General Motors Cruises into CE Week in a Spark EV, Talks Connected Cars
Tuesday night, at the onset of CE Week in New York, carmaker General Motors talked up some of the concepts it is bringing to autos, including new ways to control devices connected to vehicles. GM also opened the doors on its Chevy Spark EV all-electric city car, which went on sale this month in select markets, revealing some of the platforms now being built into its vehicles.
Tim Nixon, chief technology officer of GM’s global connected consumer group, said the introduction of constant connectivity brings new value to autos. “Apps bring that promise to life of having the ability to make the car better over time,” he said. Nixon’s division works on the OnStar concierge service, infotainment, and the development of new services and hardware platforms.
Early this month, GM released the OnStar RemoteLink app that lets car owners unlock their doors and start their engines from afar. When used with the Spark EV, the app lets drivers also monitor the status of their vehicles’ electric charge. “We’ve also announced an app that allows you to plot a course with waypoints to stop and charge,” Nixon said. That could be crucial for getting around in all-electric vehicles, which can call for some foreknowledge of where drivers can plug in along the way.
Nixon compared the ability to make car-technology upgrades via connectivity to updating smartphones and tablets. “We’re on the precipice now of being able to do that in the vehicle,” he said. GM previously announced plans to include 4G LTE always-on connectivity in its autos next year. Wireless data access through vehicles will inevitably increase, Nixon said. “With connectivity comes cloud computing, big data, and a lot of other interesting things that we’ve just now begun to talk about,” he said.
GM already has plans to let third-party developers create services for its platforms. Electric vehicles such as the Spark EV have served as a test bed for such technology, said Paul Pebbles, the company’s global manager of electric vehicle and SmartGrid services. In July, he said, GM plans to announce another developer that will work with its SmartGrid (electric distribution network) application programming interfaces to control devices connected to the power grid. Such technology can be important when matching energy load and demand on the system as more electric vehicles come to market.
Taking a look inside the Spark EV, GM demoed how its MyLink connectivity platform pairs with mobile devices via Bluetooth and USB to stream media. The touch screen built into the car’s console gives drivers access to information from their connected smartphones such as call history and contacts. The platform includes Pandora Internet Radio and access to other services such as the BringGo navigation app, which downloads and works through smartphones connected to the car.

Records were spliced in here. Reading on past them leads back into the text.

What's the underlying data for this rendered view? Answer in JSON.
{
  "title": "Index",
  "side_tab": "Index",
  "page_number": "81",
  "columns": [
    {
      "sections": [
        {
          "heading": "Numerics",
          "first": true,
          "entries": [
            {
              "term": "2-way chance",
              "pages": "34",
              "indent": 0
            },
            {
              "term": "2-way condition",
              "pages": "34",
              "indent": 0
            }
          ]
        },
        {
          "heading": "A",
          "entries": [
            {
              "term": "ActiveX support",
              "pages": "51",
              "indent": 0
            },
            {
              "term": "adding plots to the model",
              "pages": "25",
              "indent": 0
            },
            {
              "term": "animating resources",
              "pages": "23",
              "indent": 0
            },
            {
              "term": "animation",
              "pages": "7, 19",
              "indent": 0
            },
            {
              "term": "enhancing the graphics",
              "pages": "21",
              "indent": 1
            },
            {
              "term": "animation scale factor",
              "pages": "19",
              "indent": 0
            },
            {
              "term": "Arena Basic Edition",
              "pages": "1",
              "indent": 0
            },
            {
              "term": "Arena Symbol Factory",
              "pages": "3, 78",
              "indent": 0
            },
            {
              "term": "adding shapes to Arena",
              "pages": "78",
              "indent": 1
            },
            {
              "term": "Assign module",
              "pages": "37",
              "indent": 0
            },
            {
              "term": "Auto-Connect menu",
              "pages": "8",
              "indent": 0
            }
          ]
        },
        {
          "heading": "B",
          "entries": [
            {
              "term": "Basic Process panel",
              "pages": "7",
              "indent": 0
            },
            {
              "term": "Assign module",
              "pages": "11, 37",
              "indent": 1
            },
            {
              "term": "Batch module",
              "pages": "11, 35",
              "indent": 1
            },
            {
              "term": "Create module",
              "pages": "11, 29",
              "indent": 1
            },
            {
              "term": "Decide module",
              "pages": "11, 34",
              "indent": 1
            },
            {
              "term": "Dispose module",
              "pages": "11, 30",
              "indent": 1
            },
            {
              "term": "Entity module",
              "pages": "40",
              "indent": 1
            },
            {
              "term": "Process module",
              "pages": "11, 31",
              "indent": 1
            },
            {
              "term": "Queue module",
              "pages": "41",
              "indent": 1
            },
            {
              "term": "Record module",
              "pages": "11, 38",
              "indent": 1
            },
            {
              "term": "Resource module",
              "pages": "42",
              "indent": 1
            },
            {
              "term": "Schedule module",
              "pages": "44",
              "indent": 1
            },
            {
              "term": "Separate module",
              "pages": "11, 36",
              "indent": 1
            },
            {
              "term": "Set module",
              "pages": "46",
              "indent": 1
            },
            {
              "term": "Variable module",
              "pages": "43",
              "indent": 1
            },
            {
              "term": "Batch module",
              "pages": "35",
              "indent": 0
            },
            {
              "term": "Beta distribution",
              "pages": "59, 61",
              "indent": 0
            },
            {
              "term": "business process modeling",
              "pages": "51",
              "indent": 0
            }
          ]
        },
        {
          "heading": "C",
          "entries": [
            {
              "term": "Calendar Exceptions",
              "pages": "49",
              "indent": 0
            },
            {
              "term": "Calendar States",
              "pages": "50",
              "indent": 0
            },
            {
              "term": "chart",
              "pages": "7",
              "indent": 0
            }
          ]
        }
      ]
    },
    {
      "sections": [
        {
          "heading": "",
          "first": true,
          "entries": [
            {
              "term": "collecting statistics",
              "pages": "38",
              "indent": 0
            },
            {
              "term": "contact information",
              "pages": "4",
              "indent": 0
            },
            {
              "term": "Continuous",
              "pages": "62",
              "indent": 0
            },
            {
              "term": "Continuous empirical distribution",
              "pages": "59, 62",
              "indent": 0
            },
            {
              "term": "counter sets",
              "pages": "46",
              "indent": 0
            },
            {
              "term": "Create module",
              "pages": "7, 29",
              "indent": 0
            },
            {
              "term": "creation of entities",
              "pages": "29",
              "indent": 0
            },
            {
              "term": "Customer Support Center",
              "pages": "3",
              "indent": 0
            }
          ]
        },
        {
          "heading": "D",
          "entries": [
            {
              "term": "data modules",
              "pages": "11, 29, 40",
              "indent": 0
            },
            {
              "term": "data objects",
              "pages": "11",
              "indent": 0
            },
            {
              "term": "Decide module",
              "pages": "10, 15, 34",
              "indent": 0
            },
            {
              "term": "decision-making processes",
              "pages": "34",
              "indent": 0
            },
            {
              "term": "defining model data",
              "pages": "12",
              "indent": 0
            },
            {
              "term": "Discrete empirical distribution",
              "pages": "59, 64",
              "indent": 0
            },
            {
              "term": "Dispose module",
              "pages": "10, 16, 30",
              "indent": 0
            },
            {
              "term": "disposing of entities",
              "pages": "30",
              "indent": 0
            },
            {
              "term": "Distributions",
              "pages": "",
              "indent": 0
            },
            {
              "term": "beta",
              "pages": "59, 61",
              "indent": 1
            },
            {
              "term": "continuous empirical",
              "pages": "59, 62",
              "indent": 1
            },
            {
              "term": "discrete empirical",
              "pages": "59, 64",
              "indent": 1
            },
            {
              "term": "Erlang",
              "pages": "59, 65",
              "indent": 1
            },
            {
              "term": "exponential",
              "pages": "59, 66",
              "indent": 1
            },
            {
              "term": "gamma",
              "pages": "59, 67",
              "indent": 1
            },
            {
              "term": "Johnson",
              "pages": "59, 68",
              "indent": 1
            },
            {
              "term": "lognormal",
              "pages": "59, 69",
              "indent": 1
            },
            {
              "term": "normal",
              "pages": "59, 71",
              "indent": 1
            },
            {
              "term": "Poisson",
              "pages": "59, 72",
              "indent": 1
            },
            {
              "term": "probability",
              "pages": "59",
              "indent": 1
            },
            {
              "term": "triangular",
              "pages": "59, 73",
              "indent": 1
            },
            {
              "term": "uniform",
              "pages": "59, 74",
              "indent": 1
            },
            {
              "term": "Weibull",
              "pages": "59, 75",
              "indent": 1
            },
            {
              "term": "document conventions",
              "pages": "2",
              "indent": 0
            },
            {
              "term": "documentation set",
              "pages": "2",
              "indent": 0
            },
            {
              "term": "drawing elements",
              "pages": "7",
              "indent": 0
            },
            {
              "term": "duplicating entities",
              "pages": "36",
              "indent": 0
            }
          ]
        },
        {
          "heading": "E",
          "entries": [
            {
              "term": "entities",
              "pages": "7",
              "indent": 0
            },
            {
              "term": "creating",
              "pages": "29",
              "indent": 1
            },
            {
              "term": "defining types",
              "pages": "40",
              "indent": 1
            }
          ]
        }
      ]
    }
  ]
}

MyLink can also use voice recognition functions to keep drivers focused while making hands-free calls, sending text messages, getting sports scores, and checking calendars. The platform limits some interactions, such as looking up information that would require taking one’s eyes off the road, to reduce distracted driving.
Earlier on Tuesday, Nixon spoke at CE Week’s Connected Car Conference on a panel that discussed “Keeping Pace with Consumer Electronics.” He joined Tom Malone, president of consumer and automotive products maker Audiovox Electronics (a subsidiary of VOXX International in Hauppauge, NY); David Haight, vice president of business development with AT&T’s emerging devices organization; and Derek Kuhn, vice president of sales and marketing with Ottawa-based QNX Software Systems, a subsidiary of BlackBerry.

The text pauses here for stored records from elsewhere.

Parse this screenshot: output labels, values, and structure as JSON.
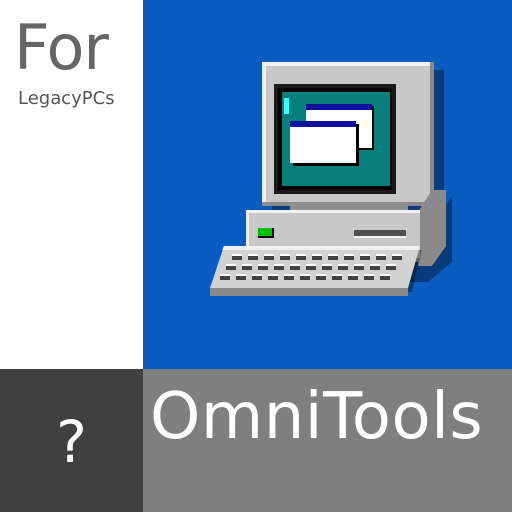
{
  "branding": {
    "for_text": "For",
    "platform_text": "LegacyPCs",
    "help_glyph": "?",
    "app_name": "OmniTools"
  },
  "icons": {
    "main": "retro-desktop-computer-icon",
    "help": "question-mark-icon"
  },
  "colors": {
    "blue_panel": "#0a5cc0",
    "dark_panel": "#404040",
    "gray_panel": "#7f7f7f",
    "white_panel": "#ffffff",
    "screen_teal": "#087f7f",
    "power_led": "#00c000"
  }
}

Autos can provide the kind of ready access to apps, services, and content that users expect from their mobile devices, Haight said. “The experience you have with a smartphone, there is no reason why it can’t be replicated in the vehicle going forward,” he said.
A growing movement toward cloud-based processing and access to content, Haight said, may also create more opportunities for in-vehicle connectivity. “The [specific] device becomes less relevant,” he said.
As consumer tastes in devices change, Malone said, the auto market is shifting away from some features such as embedded screens for rear-seat passengers to connect portable DVD players. Giving occupants in vehicles wireless access to media through their own devices, Malone said, is clearly the future. “We want to provide the solution so when they get in the car they can connect to content,” he said.
The challenge of delivering content to the vehicle, he said, will remain regardless of the platform. “If you assume a child has a smartphone or tablet,” he said, “embedded screens are really not great for the rear seat environment.”